Segundo ele, moradores convivem com episódios frequentes de tensão e insegurança. “A comunidade vive alarmada”, declarou o pesquisador em entrevista ao portal Campo Grande News. Ainda conforme Jorge, há registros de dezenas de cães mortos por ataques de onças nos últimos anos.

Entre os casos relatados recentemente, moradores disseram ter percebido a possível presença de uma onça após cães começarem a latir intensamente durante a madrugada. Em outra situação, uma professora teria avistado o animal próximo à área habitada.

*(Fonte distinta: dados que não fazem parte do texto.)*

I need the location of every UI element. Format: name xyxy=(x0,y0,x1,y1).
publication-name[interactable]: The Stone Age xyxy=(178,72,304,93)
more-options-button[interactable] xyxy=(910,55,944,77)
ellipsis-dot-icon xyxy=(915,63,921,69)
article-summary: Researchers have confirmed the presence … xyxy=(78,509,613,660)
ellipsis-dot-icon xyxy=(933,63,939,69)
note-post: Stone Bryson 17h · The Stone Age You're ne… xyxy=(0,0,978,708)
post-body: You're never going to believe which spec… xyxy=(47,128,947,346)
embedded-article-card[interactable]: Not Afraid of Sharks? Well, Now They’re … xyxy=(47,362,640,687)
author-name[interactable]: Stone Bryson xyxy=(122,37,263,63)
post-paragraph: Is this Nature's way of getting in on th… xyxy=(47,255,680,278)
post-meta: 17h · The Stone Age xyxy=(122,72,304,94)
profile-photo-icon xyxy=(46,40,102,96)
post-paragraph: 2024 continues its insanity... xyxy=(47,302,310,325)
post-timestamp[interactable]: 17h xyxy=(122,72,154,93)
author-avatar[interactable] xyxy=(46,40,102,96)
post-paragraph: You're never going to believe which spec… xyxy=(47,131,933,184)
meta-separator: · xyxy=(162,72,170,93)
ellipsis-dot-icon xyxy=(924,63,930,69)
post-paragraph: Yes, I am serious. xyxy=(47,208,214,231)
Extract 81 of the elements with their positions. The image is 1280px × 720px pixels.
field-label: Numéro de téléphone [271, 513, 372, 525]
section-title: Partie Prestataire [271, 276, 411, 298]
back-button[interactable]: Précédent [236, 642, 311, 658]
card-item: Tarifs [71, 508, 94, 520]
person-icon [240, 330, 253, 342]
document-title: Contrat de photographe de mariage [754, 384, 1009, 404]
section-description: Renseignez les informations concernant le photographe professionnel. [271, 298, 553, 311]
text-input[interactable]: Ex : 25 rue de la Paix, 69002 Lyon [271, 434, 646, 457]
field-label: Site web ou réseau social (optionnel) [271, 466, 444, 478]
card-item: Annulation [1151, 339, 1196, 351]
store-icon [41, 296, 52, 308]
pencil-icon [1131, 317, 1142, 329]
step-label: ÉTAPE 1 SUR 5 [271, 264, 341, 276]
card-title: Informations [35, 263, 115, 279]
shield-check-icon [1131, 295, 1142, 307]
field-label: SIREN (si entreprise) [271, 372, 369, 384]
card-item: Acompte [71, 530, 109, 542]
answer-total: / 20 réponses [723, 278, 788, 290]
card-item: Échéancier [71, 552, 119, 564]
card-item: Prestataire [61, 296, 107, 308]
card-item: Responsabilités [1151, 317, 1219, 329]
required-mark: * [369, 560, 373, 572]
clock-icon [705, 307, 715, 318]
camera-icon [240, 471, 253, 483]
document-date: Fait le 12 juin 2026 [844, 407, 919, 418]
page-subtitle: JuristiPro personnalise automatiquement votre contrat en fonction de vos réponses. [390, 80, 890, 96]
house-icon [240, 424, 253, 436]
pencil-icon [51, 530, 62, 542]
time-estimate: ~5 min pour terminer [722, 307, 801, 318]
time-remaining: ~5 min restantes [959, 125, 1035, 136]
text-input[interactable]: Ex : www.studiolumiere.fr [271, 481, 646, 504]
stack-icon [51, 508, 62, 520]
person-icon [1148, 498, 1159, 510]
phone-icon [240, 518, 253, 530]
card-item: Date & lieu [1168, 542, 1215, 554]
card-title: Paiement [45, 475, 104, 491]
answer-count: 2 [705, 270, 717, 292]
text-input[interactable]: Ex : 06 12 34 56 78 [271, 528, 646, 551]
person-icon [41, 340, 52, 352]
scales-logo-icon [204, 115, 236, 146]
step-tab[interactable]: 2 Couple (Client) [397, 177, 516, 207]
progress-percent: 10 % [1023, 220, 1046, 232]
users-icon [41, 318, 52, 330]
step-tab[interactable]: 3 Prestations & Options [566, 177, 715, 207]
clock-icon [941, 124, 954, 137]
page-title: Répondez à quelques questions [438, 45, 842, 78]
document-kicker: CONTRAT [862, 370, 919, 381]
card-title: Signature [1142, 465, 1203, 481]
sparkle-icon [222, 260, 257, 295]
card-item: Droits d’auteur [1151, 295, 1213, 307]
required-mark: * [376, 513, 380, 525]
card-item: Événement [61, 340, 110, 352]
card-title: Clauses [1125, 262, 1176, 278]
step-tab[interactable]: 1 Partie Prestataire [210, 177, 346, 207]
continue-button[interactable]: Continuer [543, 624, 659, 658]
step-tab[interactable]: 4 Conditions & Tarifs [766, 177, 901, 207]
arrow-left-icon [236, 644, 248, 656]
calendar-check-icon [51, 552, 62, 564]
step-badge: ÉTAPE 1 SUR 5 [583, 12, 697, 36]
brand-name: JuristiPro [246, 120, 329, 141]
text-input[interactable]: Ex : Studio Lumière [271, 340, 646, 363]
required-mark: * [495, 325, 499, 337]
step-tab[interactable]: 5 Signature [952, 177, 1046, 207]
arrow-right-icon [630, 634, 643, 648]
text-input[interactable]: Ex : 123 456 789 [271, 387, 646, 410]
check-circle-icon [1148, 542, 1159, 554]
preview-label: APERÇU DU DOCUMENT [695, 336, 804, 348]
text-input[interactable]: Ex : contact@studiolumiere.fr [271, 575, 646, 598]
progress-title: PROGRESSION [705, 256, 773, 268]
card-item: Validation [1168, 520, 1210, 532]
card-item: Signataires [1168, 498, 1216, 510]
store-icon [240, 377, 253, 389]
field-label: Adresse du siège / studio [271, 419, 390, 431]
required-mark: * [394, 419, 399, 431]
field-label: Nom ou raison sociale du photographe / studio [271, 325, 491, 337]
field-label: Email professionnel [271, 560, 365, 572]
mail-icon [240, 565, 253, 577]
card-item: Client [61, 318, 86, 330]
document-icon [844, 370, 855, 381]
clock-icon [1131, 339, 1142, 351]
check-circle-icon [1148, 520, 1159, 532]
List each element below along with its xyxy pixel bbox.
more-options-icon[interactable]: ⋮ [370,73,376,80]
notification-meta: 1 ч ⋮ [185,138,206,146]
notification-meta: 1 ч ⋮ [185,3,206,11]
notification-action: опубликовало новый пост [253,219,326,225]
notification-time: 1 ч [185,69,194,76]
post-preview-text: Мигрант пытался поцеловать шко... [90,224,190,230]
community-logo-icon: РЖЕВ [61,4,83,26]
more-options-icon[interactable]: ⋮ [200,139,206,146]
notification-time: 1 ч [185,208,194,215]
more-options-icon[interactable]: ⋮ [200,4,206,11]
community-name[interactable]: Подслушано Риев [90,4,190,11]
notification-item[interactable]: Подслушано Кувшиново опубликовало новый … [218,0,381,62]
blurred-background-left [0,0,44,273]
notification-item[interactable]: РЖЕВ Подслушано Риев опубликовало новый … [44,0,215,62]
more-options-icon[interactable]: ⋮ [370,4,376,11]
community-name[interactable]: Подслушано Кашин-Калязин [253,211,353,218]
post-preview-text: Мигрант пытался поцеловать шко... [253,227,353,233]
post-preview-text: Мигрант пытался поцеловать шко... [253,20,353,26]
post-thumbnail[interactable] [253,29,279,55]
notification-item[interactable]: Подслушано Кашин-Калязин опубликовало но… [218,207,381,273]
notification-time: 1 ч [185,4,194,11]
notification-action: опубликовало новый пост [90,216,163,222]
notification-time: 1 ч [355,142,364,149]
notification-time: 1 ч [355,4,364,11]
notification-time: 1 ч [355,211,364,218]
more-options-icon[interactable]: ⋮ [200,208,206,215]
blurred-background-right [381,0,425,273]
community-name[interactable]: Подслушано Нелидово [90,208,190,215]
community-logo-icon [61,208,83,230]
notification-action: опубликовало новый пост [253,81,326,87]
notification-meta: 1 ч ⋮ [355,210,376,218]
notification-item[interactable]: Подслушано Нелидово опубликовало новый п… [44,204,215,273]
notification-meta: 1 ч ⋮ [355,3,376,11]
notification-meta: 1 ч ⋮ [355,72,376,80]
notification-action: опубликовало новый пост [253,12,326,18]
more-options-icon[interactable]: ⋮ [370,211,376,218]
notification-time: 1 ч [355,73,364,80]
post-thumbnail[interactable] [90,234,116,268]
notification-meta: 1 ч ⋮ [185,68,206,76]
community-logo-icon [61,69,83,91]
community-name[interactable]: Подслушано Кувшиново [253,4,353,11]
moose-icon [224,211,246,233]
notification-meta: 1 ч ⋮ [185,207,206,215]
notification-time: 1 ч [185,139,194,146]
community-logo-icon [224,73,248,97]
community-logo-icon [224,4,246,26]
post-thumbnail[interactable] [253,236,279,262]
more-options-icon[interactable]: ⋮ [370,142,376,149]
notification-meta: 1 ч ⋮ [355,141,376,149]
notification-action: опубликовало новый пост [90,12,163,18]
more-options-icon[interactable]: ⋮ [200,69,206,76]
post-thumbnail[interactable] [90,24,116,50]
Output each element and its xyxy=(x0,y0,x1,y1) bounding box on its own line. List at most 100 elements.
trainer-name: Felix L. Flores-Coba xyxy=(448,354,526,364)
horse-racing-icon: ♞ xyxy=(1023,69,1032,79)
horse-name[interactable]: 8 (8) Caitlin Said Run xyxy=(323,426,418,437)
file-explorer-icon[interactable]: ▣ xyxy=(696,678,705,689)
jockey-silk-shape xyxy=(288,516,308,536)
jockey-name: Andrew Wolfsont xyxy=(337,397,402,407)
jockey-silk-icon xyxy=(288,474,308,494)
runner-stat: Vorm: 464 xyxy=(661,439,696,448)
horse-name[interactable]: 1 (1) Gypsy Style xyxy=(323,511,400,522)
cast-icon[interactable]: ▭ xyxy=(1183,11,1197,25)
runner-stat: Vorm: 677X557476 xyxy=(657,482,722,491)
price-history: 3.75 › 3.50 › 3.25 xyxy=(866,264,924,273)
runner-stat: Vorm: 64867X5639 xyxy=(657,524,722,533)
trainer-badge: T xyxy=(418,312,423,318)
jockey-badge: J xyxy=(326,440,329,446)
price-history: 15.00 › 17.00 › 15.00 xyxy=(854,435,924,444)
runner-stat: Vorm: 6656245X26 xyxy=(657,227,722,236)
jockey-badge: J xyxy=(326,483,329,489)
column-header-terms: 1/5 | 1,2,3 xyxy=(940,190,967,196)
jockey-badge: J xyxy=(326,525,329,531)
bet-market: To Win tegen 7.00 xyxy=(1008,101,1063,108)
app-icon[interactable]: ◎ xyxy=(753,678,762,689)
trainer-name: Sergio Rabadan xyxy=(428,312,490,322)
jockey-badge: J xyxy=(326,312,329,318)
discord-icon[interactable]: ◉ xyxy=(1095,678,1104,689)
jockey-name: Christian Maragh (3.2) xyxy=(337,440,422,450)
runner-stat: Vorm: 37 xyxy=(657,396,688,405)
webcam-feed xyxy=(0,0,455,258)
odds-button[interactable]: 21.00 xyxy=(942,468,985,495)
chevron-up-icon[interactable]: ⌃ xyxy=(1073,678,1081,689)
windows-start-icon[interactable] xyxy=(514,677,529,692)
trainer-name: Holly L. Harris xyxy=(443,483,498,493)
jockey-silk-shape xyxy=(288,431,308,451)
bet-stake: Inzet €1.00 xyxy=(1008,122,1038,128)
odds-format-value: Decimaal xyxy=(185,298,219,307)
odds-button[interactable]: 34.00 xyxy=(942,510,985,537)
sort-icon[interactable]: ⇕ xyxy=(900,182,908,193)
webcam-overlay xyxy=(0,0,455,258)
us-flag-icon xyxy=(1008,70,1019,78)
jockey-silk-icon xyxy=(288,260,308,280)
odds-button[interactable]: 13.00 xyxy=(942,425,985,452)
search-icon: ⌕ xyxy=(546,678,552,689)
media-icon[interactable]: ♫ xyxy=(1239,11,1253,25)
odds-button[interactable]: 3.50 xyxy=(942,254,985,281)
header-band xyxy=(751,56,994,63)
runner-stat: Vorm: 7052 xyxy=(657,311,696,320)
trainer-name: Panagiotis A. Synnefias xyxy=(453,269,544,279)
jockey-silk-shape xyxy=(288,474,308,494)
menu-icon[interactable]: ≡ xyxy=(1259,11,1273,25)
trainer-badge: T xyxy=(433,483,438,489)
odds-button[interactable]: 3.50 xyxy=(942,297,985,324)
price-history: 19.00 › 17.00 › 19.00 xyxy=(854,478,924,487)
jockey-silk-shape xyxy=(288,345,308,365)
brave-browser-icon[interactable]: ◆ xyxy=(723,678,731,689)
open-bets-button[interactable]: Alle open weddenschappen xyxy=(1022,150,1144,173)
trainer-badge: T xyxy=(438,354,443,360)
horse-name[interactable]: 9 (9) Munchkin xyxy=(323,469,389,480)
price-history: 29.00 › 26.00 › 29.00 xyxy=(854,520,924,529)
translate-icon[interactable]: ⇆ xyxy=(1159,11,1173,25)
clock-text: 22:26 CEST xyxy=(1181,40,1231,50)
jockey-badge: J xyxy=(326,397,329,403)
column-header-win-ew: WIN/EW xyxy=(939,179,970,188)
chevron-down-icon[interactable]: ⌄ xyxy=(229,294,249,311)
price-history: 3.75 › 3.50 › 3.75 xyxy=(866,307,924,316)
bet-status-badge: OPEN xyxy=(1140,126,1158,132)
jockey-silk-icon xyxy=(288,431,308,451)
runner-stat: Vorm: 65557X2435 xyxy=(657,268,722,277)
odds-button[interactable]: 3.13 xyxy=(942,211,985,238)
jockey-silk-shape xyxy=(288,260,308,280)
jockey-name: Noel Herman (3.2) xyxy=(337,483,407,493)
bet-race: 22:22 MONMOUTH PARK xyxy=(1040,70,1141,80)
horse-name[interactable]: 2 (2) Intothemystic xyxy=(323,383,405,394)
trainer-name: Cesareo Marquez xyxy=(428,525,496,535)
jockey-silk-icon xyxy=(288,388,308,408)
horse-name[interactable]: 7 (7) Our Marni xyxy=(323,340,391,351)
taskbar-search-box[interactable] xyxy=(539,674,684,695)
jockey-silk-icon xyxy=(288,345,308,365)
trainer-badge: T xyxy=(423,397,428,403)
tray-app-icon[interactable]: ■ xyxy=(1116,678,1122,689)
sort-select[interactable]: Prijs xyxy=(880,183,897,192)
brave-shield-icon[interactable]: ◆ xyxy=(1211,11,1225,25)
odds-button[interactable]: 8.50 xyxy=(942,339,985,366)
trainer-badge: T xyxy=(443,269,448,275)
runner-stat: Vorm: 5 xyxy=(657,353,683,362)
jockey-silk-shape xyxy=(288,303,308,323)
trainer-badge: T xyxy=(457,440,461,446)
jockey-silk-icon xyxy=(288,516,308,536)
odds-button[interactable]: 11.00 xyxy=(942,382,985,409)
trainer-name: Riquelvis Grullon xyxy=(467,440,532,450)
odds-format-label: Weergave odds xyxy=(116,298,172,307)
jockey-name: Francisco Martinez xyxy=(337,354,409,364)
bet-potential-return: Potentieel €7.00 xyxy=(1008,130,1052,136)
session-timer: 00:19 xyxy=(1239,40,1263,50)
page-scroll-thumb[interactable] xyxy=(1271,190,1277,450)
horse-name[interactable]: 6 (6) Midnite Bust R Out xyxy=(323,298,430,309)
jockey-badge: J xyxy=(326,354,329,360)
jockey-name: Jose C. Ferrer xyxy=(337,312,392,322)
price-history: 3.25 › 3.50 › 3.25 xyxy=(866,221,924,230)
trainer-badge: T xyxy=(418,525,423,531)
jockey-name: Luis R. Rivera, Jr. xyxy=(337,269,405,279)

A comunidade Barra do São Lourenço está situada às margens do rio Paraguai, perto da foz do rio São Lourenço, em uma área de difícil acesso entre Mato Grosso do Sul e Mato Grosso. O deslocamento até o local é feito apenas por embarcação ou aeronave. Aproximadamente 30 famílias vivem na região.

O cacique da aldeia, Denir Marques da Silva, afirmou que somente no ano passado cerca de 20 cães foram mortos por ataques de onças. Para tentar evitar novos casos, moradores mantêm os animais dentro de casa durante a noite, utilizam lanternas e fazem barulho para afastar os felinos.

Apesar disso, a principal preocupação da comunidade segue sendo a segurança das crianças. Segundo o cacique, os adultos já possuem maior experiência em lidar com os riscos do Pantanal, mas as crianças ainda não compreendem totalmente o perigo representado pelos animais silvestres.

Monitoramento da onça Corumbella

Neste domingo, o Grupo Técnico Onças Urbanas Corumbá-Ladário divulgou atualização sobre o acompanhamento da onça-pintada Corumbella, transferida da área urbana de Corumbá para a Serra do Amolar no dia 3 de maio.

Foto enviada ao Diário Corumbaense

Conforme o grupo, o animal continua sendo monitorado diariamente por meio de um colar com sistema GPS. Até o momento, não foi identificada aproximação da onça com comunidades da região.

O trabalho envolve órgãos ambientais e instituições como Ibama, Cenap/ICMBio, Polícia Militar Ambiental, Fundação de Meio Ambiente do Pantanal, Defesa Civil de Corumbá, Instituto Homem Pantaneiro e pesquisadores especializados.

Dados de geolocalização apontam que Corumbella permanece em áreas do Parque Nacional do Pantanal Mato-grossense, distante de localidades habitadas. O monitoramento deve continuar pelos próximos 12 meses para auxiliar tanto na segurança das comunidades quanto em estudos científicos sobre o comportamento da espécie.

O Grupo Técnico reforçou ainda a importância da convivência equilibrada entre seres humanos e onças-pintadas para a preservação do Pantanal, destacando o papel do animal no equilíbrio ambiental como predador de topo da cadeia alimentar.